Ceramics hold a unique position in nuclear fission reactors since they are used for fuel, the coating for fuel particles and pressure or reactor vessels, and as the materials of moderator and reflector, control and shielding. Ceramics also play important roles in fusion reactors as the materials for first walls, breeding, electric insulator and shielding. Uranium dioxide as the important nuclear fuel for LWRs, silicon carbide as the cladding material for nuclear fuel, graphite as moderator and reflector, boron carbide as control material, europium oxide for use as the control element in FBRs, europium hexaboride as a substitute for boron carbide, and europium nitride pellets as the material for control element in FBRs. Graphite, glass and even cement are included in ceramics, accordingly, the definition of ceramics has become much broader.

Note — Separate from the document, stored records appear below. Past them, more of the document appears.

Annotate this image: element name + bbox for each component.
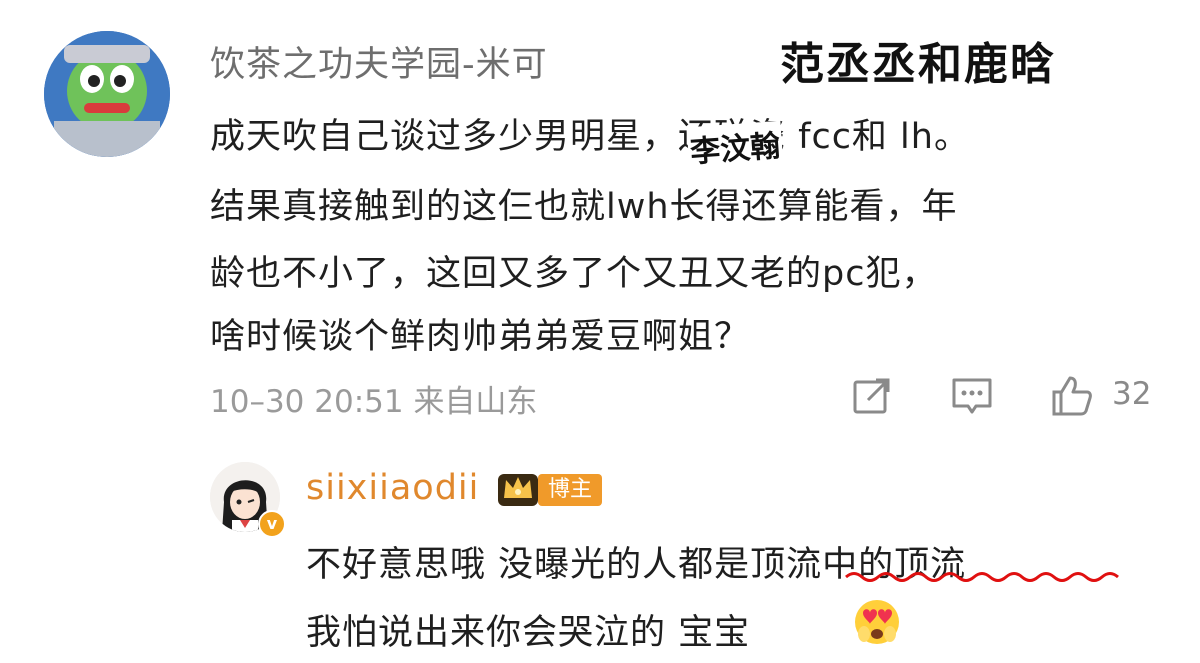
reply-text-line: 我怕说出来你会哭泣的 宝宝 [306, 613, 751, 653]
reply-username[interactable]: siixiiaodii [306, 468, 479, 508]
commenter-username[interactable]: 饮茶之功夫学园-米可 [210, 36, 548, 87]
handwritten-annotation: 李汶翰 [686, 120, 784, 172]
share-icon[interactable] [850, 374, 894, 418]
blogger-tag-badge: 博主 [538, 474, 603, 506]
comment-text-line: 龄也不小了，这回又多了个又丑又老的pc犯， [210, 254, 938, 294]
verified-badge: v [258, 510, 286, 538]
red-wavy-underline-annotation [845, 572, 1119, 582]
avatar-image [44, 31, 170, 157]
comment-icon[interactable] [950, 374, 994, 418]
comment-timestamp-location: 10–30 20:51 来自山东 [210, 384, 538, 420]
heart-eyes-emoji-icon [855, 600, 899, 644]
thumbs-up-icon[interactable] [1050, 374, 1094, 418]
comment-text-line: 啥时候谈个鲜肉帅弟弟爱豆啊姐？ [210, 317, 751, 357]
overlay-title-annotation: 范丞丞和鹿晗 [780, 39, 1056, 90]
comment-text-line: 成天吹自己谈过多少男明星，还碰瓷 fcc和 lh。 [210, 117, 970, 157]
commenter-avatar[interactable] [44, 31, 170, 157]
like-count: 32 [1112, 376, 1152, 412]
crown-badge-icon [498, 474, 538, 506]
comment-text-line: 结果真接触到的这仨也就lwh长得还算能看，年 [210, 187, 958, 227]
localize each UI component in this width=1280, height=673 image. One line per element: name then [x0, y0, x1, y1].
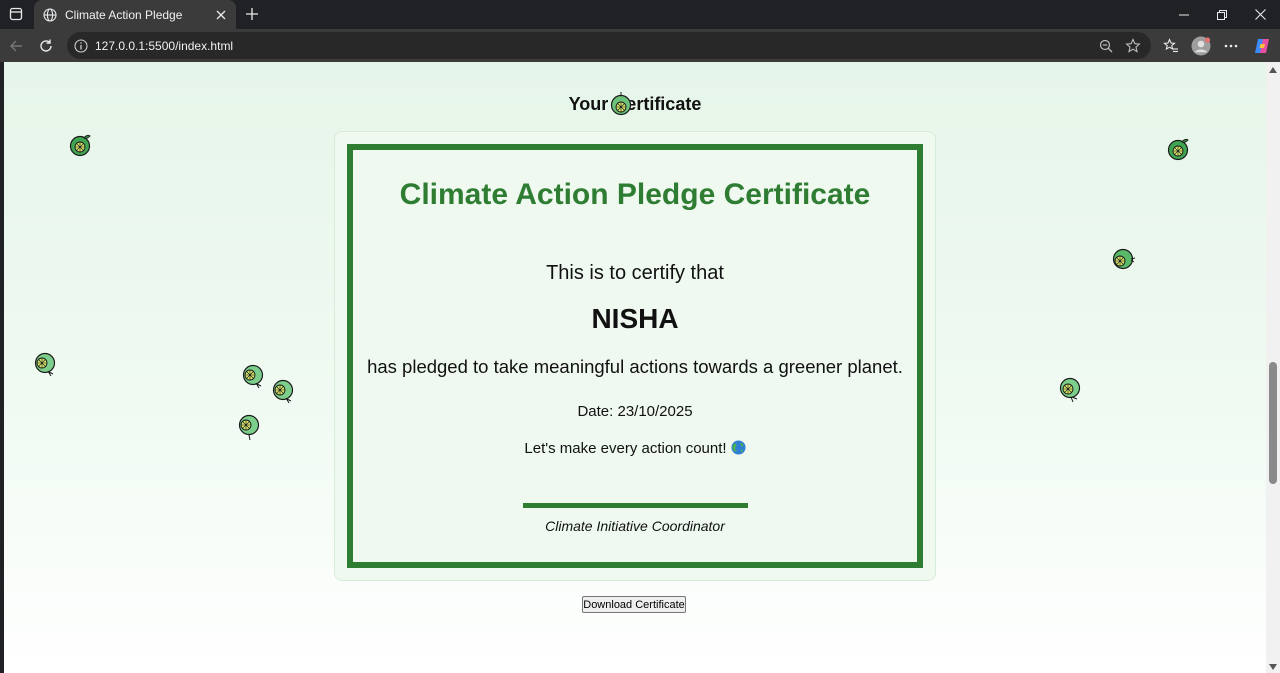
zoom-out-icon[interactable] — [1097, 37, 1115, 55]
scroll-down-arrow-icon[interactable] — [1269, 663, 1277, 671]
lime-icon — [272, 379, 294, 404]
tab-actions-icon[interactable] — [6, 5, 26, 23]
lime-icon — [1167, 138, 1189, 161]
lime-icon — [34, 352, 56, 377]
reload-icon[interactable] — [35, 35, 57, 57]
page-heading: Your Certificate — [568, 94, 702, 114]
globe-icon — [43, 7, 57, 22]
back-icon[interactable] — [5, 35, 27, 57]
lime-icon — [1059, 377, 1081, 403]
certificate-title: Climate Action Pledge Certificate — [399, 178, 871, 211]
recipient-name: NISHA — [591, 303, 679, 334]
lime-icon — [69, 134, 91, 157]
tab-title: Climate Action Pledge — [65, 7, 183, 22]
favorite-star-icon[interactable] — [1124, 37, 1142, 55]
scrollbar-thumb[interactable] — [1269, 362, 1277, 484]
browser-tab[interactable]: Climate Action Pledge — [34, 0, 236, 29]
new-tab-icon[interactable] — [243, 5, 261, 23]
page-viewport: Your Certificate Climate Action Pledge C… — [0, 62, 1266, 673]
browser-toolbar: 127.0.0.1:5500/index.html — [0, 29, 1280, 62]
certificate-date: Date: 23/10/2025 — [577, 403, 693, 420]
call-to-action: Let's make every action count! — [353, 440, 917, 457]
download-certificate-button[interactable]: Download Certificate — [582, 596, 686, 613]
vertical-scrollbar[interactable] — [1266, 62, 1280, 673]
signature-role: Climate Initiative Coordinator — [545, 518, 725, 534]
lime-icon — [1112, 248, 1136, 270]
copilot-icon[interactable] — [1251, 35, 1273, 57]
signature-line — [523, 503, 748, 508]
scroll-up-arrow-icon[interactable] — [1269, 66, 1277, 74]
certificate-border: Climate Action Pledge Certificate This i… — [347, 144, 923, 568]
close-window-icon[interactable] — [1241, 0, 1279, 29]
close-tab-icon[interactable] — [213, 7, 229, 23]
lime-icon — [242, 364, 264, 389]
earth-globe-icon — [731, 440, 746, 455]
profile-avatar-icon[interactable] — [1190, 35, 1212, 57]
restore-icon[interactable] — [1203, 0, 1241, 29]
minimize-icon[interactable] — [1165, 0, 1203, 29]
url-text: 127.0.0.1:5500/index.html — [95, 38, 234, 53]
more-options-icon[interactable] — [1220, 35, 1242, 57]
tab-strip: Climate Action Pledge — [0, 0, 1280, 29]
address-bar[interactable]: 127.0.0.1:5500/index.html — [67, 32, 1151, 59]
site-info-icon[interactable] — [74, 38, 88, 53]
favorites-icon[interactable] — [1160, 35, 1182, 57]
lime-icon — [610, 92, 632, 116]
certificate-card: Climate Action Pledge Certificate This i… — [334, 131, 936, 581]
lime-icon — [238, 414, 260, 440]
certify-text: This is to certify that — [546, 262, 724, 284]
pledge-text: has pledged to take meaningful actions t… — [367, 356, 903, 377]
cta-text: Let's make every action count! — [524, 440, 727, 457]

In a nuclear power plant the fuel rods are used to generate electricity. The fissile material in the fuel is depleted over time, typically in ≈ 10 years, after which the rods cannot be used further. Such fuel is called spent fuel. Its activity, however, is still sufficiently high to initiate runaway reactions if it is stored in uncontrolled conditions. It remains harmful to the environment for millions of years because of the long-lived radioactive isotopes it contains. Because it radiates neutrons that trigger nuclear reactions, it needs to be stored in water pools for at least a decade so that the neutrons are absorbed by water till the neutron intensity is depleted sufficiently and it can then be stored in alternative dry storage casks and transferred to a permanent repository. Temporary storage in water pools produces debris of the spent fuel at the bottom of the pool. The water is now contaminated and becomes radioactive sludge waste that needs to be immobilized for proper disposal to prevent it from entering groundwater, surrounding soil or air.